Back to *Brian, well I had to take my daughters to school the next morning.  Between the time I drop off the older 2 and take the youngest to preschool, there is an hour.  As I was just waiting around, I hear a "ping" on my phone.  I started to get excited, who could it be?  It's Brain!  Just wanted to know what I was doing.  I told him.  We chatted (text) for a bit.  Then I realized, that I didn't want to deal with somebody who couldn't handle my dumb jokes.  So I asked him, "What's the difference between a duck?"  Of course, he said, "between a duck and what?"  I told him to think about it, and let me know when he figured it out. 

Yes -- I am aware that makes no sense what so ever. A question like that could either make a guy run for the hills, OR (here's the kicker) it could make him think about me all day long trying to figure it out.  And what do you think happened?  Well, later that afternoon, my phone rings.  I look, it's BR!!!!!!!!!!  I go into panic mode.  "He can't call me yet!"  "Why is he calling?"  "Should I answer the phone?"  "CRAP!  What do I do?" 
Me: Hello?
Brian: Ok, I'm going crazy, I don't get it, what's the answer?

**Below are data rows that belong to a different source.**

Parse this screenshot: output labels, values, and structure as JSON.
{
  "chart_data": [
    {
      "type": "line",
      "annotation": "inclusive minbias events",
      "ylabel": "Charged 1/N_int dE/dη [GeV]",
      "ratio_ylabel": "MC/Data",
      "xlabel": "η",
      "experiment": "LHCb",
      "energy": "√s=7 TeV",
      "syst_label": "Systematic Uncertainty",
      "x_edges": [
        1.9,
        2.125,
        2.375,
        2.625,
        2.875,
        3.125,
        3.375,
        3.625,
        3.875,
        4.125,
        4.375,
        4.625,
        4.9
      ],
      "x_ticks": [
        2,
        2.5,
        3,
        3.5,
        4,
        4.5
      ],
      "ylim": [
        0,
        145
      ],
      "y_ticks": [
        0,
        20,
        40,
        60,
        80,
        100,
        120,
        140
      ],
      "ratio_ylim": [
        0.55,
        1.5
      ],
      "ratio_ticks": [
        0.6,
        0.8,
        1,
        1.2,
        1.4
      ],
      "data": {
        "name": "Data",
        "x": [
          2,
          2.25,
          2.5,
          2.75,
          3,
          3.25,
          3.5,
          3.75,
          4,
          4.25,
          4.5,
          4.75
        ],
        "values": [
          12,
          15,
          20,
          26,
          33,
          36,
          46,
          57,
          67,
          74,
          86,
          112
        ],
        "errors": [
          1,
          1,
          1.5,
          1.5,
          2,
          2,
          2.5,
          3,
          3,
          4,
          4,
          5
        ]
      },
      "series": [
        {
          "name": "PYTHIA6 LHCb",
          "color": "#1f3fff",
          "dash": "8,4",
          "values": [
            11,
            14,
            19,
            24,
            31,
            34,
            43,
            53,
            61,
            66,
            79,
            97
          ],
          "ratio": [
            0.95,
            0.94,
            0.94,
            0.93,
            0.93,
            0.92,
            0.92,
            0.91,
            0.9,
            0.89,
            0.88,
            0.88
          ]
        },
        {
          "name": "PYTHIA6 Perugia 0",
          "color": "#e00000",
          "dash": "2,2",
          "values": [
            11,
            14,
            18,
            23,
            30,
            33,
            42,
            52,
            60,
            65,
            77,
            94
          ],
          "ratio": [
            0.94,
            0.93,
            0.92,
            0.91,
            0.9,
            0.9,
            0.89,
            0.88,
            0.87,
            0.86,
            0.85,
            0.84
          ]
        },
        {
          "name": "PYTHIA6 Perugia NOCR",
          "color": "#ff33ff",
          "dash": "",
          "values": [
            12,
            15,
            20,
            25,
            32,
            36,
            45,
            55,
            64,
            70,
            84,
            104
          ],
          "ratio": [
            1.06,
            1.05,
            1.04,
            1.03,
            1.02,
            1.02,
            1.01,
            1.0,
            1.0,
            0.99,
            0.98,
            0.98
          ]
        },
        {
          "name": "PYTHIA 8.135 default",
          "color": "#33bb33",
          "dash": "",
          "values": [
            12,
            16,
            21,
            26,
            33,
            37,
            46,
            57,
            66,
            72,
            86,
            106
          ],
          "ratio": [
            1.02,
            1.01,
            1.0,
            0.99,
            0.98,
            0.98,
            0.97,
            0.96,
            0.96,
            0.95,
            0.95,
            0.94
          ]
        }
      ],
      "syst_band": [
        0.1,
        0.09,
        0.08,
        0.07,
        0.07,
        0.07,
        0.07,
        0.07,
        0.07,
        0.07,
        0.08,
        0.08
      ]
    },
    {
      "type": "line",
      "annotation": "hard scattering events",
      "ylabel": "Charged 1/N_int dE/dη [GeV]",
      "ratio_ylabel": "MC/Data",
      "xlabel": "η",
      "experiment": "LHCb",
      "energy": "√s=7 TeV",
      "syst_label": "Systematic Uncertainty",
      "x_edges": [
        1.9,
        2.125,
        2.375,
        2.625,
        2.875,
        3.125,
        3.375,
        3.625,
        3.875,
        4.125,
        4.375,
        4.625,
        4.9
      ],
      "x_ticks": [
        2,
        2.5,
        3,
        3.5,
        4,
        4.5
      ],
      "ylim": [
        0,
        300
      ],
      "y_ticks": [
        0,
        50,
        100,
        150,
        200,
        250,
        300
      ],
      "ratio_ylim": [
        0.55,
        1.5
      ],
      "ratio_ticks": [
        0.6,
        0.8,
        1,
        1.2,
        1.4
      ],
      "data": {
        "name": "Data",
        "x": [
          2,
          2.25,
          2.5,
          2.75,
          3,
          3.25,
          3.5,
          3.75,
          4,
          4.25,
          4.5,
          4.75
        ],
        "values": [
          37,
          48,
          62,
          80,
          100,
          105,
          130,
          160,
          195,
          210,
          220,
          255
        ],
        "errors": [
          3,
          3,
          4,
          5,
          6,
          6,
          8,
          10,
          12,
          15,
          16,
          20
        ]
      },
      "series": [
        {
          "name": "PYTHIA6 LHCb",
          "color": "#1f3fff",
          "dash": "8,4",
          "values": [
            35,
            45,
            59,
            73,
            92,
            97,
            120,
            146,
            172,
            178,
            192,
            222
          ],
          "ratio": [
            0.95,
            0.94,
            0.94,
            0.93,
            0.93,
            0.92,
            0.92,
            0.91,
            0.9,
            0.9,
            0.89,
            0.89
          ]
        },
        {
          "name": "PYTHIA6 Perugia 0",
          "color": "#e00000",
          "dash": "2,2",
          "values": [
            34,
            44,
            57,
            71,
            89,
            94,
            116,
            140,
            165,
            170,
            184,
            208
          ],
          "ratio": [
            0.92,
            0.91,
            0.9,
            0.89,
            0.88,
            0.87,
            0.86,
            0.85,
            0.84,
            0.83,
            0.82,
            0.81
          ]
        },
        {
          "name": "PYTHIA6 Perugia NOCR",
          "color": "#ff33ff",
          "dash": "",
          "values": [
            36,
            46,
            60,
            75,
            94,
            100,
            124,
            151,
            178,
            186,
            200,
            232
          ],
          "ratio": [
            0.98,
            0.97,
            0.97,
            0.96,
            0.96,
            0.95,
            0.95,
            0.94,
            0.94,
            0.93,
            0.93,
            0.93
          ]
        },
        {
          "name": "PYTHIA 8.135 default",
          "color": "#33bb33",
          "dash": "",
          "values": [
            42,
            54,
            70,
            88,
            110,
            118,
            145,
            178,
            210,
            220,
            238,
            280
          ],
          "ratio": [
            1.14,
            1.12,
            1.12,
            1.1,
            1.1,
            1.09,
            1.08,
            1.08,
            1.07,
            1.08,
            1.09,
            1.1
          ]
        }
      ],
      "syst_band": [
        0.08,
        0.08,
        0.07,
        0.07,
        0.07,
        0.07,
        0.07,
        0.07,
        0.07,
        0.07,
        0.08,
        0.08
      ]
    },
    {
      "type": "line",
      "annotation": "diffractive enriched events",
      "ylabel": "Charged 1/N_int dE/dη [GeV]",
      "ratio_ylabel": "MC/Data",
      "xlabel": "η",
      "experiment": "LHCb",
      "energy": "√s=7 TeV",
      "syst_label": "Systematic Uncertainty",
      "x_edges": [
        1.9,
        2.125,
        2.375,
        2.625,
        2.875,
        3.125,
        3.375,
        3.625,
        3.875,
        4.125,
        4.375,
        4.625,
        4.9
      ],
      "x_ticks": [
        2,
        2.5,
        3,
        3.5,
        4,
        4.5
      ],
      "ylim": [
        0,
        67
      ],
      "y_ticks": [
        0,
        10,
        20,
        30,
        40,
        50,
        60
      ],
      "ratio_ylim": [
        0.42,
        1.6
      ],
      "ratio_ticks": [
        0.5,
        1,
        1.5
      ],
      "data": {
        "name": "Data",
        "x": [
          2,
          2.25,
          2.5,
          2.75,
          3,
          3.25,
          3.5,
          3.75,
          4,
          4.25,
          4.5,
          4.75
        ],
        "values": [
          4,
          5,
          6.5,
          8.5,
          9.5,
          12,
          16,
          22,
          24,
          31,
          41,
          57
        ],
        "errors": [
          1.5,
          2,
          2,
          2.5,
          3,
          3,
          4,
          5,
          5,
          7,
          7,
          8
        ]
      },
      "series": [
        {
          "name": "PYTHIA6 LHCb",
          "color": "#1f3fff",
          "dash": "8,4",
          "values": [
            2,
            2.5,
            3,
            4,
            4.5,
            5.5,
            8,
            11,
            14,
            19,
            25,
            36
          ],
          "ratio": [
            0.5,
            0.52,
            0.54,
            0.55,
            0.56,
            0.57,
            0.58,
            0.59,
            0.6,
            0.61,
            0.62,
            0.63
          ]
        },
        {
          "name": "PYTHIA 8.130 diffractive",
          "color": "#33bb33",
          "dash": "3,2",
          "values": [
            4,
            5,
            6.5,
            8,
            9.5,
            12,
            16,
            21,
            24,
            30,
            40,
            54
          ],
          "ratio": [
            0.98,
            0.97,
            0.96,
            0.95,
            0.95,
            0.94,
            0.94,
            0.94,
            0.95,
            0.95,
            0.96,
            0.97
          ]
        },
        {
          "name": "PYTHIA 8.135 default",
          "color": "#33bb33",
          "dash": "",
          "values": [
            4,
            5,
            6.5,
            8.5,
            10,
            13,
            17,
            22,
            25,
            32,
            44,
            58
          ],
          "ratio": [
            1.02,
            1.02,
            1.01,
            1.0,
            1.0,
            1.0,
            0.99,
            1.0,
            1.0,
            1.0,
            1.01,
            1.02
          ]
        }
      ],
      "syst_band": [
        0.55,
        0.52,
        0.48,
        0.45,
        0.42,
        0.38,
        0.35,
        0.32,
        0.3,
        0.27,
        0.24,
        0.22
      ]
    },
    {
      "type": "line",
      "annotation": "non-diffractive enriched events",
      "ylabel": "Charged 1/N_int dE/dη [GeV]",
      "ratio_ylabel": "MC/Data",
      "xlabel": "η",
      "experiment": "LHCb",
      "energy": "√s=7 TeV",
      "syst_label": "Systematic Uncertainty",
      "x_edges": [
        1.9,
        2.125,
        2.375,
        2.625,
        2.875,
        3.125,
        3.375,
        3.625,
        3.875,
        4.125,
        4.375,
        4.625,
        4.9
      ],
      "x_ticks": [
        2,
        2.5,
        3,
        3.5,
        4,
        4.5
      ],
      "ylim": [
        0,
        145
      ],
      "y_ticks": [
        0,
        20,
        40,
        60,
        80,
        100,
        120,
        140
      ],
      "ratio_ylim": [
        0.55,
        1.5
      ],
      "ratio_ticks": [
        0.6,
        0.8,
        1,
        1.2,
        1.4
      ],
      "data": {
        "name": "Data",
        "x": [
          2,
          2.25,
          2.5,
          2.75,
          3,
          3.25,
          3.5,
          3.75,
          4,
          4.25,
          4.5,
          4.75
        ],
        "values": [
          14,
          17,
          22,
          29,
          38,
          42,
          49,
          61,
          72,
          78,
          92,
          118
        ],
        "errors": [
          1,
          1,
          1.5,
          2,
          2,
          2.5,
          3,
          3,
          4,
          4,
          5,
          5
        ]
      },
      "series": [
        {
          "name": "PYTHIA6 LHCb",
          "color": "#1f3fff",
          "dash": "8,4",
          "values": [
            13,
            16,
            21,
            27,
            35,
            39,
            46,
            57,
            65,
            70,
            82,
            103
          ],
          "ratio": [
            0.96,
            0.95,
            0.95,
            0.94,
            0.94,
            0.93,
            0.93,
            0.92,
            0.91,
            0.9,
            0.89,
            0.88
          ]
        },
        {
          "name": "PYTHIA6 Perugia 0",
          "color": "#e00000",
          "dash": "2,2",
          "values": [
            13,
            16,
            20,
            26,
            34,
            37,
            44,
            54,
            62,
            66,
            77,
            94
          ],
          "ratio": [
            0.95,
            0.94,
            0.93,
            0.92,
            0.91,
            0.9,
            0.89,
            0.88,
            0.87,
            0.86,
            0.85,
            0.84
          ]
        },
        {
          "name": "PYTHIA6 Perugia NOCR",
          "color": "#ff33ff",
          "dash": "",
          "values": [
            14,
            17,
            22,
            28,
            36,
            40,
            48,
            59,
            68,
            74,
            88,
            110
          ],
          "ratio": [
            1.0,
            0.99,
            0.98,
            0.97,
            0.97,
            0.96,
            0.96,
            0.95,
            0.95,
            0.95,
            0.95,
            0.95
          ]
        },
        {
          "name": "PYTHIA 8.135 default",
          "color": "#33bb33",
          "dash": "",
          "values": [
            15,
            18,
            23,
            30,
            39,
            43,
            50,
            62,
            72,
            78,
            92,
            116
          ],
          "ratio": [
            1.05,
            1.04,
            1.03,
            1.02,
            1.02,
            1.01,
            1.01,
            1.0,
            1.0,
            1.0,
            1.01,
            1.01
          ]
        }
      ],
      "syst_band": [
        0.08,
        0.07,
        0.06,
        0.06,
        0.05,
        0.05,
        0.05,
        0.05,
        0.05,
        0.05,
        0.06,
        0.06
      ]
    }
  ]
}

I don't remember what I told him, it was a really quick conversation, he had to get back to work... But it worked!  My stupid idea worked!

The thing is, I really am a DORK!  I see no need to try to charm guys and then surprise them with all the dorkiness that is me later.  I am just going to bring what I have to offer to the table in the beginning, and if they don't like it, it's better they found out now instead of later!